Anencéfalos: lições de um julgamento
O julgamento, pelo Supremo Tribunal Federal (STF) sobre a legalidade
do aborto dos fetos ou bebês com anencefalia terminou como era
previsível, dadas as tendências já manifestadas anteriormente por
juízes do STF: aprovaram por larga maioria que o abortamento de
anencéfalos, daqui por diante, será “legal” no Brasil. Assim se amplia
a lista dos casos “legais” de aborto: gravidez resultante de estupro,
risco de vida para a mãe e, agora, também a anencefalia.
Qual será o próximo caso?
Qual será o próximo caso?
Impressionaram-me diversas questões nesse julgamento do STF. Parecia
que estava em causa o julgamento da Igreja e de sua presença e ação
pública na sociedade brasileira.
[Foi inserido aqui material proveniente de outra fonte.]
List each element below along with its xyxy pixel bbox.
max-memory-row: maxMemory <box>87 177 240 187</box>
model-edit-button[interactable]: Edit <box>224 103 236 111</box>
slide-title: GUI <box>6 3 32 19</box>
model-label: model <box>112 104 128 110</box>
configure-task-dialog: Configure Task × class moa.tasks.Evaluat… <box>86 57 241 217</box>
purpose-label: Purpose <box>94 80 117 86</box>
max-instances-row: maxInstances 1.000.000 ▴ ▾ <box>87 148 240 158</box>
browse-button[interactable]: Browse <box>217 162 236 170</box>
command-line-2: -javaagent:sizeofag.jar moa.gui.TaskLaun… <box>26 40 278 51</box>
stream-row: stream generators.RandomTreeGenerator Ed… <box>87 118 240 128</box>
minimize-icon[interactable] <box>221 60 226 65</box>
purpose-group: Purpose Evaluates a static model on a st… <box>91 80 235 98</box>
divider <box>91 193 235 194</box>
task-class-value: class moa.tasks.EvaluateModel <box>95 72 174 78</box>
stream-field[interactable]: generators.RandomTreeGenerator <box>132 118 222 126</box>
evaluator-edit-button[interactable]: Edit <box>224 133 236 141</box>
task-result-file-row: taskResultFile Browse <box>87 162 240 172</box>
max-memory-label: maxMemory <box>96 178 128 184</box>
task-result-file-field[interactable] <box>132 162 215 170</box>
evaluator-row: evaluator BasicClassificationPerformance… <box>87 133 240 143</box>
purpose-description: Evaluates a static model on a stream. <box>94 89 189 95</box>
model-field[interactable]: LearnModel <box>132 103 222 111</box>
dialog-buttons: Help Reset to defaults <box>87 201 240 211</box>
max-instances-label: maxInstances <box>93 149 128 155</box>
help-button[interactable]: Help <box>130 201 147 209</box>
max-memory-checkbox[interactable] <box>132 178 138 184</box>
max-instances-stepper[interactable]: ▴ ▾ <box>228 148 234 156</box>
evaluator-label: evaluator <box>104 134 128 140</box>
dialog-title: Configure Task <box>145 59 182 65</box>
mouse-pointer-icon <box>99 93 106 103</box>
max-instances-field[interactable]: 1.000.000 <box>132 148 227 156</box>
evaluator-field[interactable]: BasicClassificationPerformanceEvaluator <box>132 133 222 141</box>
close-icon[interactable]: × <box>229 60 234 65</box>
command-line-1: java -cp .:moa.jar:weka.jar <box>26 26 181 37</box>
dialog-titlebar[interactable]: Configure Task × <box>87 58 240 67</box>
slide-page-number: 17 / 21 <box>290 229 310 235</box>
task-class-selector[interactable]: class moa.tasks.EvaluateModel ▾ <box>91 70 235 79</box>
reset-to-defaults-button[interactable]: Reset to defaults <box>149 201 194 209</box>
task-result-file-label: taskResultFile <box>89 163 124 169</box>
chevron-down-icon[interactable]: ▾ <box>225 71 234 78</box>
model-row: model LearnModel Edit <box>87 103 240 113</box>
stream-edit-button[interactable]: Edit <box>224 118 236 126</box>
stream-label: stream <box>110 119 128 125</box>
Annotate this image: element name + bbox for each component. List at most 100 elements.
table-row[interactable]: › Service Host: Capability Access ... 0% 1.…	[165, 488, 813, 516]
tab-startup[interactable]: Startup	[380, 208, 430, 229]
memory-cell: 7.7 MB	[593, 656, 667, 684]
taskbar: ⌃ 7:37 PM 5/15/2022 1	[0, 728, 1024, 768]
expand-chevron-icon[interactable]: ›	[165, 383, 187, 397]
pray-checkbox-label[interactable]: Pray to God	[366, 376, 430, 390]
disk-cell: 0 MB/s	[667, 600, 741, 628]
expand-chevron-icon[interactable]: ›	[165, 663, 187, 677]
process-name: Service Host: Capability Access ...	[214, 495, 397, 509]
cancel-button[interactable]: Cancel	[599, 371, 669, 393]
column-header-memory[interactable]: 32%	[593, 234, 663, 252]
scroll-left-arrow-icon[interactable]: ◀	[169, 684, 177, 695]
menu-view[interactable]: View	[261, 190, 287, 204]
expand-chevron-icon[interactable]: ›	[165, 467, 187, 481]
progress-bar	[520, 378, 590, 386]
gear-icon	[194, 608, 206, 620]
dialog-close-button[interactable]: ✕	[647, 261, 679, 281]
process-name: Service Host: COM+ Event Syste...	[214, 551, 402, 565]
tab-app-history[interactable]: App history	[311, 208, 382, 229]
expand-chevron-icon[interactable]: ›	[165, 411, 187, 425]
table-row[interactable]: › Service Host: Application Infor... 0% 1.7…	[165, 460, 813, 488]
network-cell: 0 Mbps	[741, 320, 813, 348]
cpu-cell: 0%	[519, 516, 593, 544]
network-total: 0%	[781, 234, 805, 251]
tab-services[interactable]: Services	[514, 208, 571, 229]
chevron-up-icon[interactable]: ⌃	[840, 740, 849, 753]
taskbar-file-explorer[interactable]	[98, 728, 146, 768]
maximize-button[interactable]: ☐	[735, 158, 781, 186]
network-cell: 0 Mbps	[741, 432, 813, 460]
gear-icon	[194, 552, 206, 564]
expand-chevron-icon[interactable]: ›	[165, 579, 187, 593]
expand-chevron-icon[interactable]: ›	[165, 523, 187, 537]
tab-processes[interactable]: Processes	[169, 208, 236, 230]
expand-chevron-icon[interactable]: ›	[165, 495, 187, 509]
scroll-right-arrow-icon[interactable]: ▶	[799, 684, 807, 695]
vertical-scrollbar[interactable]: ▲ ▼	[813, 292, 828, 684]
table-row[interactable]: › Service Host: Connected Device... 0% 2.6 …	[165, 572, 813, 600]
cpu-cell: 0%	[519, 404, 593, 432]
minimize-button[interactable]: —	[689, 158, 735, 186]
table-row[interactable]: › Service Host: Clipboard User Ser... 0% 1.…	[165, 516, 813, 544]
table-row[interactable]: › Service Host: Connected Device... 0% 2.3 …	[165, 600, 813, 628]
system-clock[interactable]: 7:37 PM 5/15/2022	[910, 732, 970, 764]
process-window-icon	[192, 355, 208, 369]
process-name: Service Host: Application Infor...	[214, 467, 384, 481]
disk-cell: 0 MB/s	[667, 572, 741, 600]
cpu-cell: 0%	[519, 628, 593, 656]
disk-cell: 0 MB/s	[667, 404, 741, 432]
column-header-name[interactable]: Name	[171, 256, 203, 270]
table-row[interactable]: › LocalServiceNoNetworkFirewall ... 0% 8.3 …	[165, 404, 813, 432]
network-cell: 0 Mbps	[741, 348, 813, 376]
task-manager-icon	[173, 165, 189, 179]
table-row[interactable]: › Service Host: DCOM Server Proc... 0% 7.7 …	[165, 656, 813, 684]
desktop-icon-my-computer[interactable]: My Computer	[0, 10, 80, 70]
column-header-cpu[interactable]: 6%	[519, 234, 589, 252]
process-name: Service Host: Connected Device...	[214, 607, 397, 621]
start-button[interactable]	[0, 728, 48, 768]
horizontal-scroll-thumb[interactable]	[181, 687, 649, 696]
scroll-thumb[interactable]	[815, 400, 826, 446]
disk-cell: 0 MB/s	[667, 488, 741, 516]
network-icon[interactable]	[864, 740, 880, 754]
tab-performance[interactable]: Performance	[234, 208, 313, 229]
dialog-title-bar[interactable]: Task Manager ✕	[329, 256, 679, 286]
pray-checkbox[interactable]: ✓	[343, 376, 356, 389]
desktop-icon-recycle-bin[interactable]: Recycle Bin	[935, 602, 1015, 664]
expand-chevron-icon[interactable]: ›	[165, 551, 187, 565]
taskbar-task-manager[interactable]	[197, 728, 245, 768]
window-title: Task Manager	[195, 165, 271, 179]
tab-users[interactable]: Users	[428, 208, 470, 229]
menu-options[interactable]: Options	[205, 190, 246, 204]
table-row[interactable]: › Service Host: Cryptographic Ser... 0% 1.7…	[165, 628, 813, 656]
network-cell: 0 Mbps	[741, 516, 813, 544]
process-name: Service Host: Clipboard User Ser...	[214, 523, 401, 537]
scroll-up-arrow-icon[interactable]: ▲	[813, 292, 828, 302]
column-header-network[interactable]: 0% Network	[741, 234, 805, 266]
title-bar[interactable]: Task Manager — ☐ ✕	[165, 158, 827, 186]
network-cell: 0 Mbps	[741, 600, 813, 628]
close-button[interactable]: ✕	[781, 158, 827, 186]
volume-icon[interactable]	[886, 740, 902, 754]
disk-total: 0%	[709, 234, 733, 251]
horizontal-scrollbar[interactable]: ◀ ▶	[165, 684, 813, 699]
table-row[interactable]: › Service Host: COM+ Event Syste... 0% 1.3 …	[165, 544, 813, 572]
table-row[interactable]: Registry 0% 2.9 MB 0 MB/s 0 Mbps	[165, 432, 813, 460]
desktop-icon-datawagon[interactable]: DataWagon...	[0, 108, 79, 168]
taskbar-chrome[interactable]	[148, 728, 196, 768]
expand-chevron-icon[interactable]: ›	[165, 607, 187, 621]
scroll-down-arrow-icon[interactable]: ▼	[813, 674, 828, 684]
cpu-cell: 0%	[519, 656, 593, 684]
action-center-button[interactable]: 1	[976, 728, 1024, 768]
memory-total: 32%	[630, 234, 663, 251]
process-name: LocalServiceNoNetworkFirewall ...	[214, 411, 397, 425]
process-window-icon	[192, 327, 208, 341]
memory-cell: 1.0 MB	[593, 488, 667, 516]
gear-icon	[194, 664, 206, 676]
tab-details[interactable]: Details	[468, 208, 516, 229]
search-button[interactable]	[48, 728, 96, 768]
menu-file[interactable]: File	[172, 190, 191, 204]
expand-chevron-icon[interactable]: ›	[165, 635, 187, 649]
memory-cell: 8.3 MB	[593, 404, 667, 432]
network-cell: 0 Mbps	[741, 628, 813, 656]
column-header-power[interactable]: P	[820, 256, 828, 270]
O emprego, a meu ver, abusivo do
conceito de “Estado laico”, até mesmo por juízes do STF, assustou-me.
A laicidade do Estado, então, desqualifica a priori qualquer argumento
que proceda de pessoas religiosas, ou representantes de organizações
religiosas? Isso já parece discriminação religiosa e ainda terá muitas
conseqüências; a laicidade do Estado precisa ser clareada melhor.
Continuo a me perguntar, por qual razão justificável, perante a
Constituição brasileira, o STF assumiu o papel de legislador,
atropelando o Congresso Nacional? No caso dos anencéfalos, de fato,
não esteve em jogo a interpretação de uma lei já existente; o STF
legislou, estabelecendo um novo caso de “legalidade” de aborto, antes
não previsto. Foi esta a via encontrada para que grupos de interesse e
pressão conseguissem mais facilmente seus intentos? Não seria também
esta uma via de subversão do Estado de Direito no Brasil, justamente
por conta de quem deveria ser guardião da ordem constitucional?
Impressionantes, os sofismas – afirmações falsas com aparência de
verdadeiras – que tiveram livre trânsito nos “palavrosos” argumentos
apresentados. Eis alguns: o anencéfalo é um “natimorto”; o anencéfalo
é uma não-vida, algo indefinível; o feto ainda não é vida humana; o
anencéfalo é uma “vida inviável”... Também tenho a impressão que
venceu, não o direito objetivo, mas algo que poderíamos chamar de
“direito emotivo”. É muito questionável o princípio, agora
estabelecido, de que pode ser suprimido e eliminado o ser humano que
causar desconforto, dor, profundo sofrimento ao próximo, mesmo de
forma involuntária. Qual é a culpa do pobre anencéfalo pela dor
causada à mãe? Dor compreensível, que merece todos os cuidados e
atenções, menos a eliminação daquele que causa essa dor... Quais
serão, agora, as próximas vítimas da aplicação desse princípio?
Ninguém acredite que isso valeu “só para o caso dos anecéfalos”; a
jurisprudência vai aplicar as conseqüências dos princípios
estabelecidos. Onde vamos parar?
Esse julgamento do STF nos deixa várias lições. Antes de tudo,
continua válido o velho princípio do bom senso: nem tudo o que é
“legal”, também é moral. No caso, para a moral cristã, continua
valendo a Lei Maior, que é a de Deus, e que ensina: “não matarás”. O
aborto de anencéfalos não será um ato moralmente bom, só porque é
“legal”. Também fica muito claro que nenhuma mulher está obrigada a
fazer esse, ou qualquer outro tipo de aborto. Mas é pena para o
Brasil: povo acolhedor e amoroso, ele tem agora uma lei que consagra a
insensibilidade diante dos indefesos e imperfeitos e afirma o direito
dos mais fortes sobre os mais fracos... Não é da nossa cultura! Pena mesmo!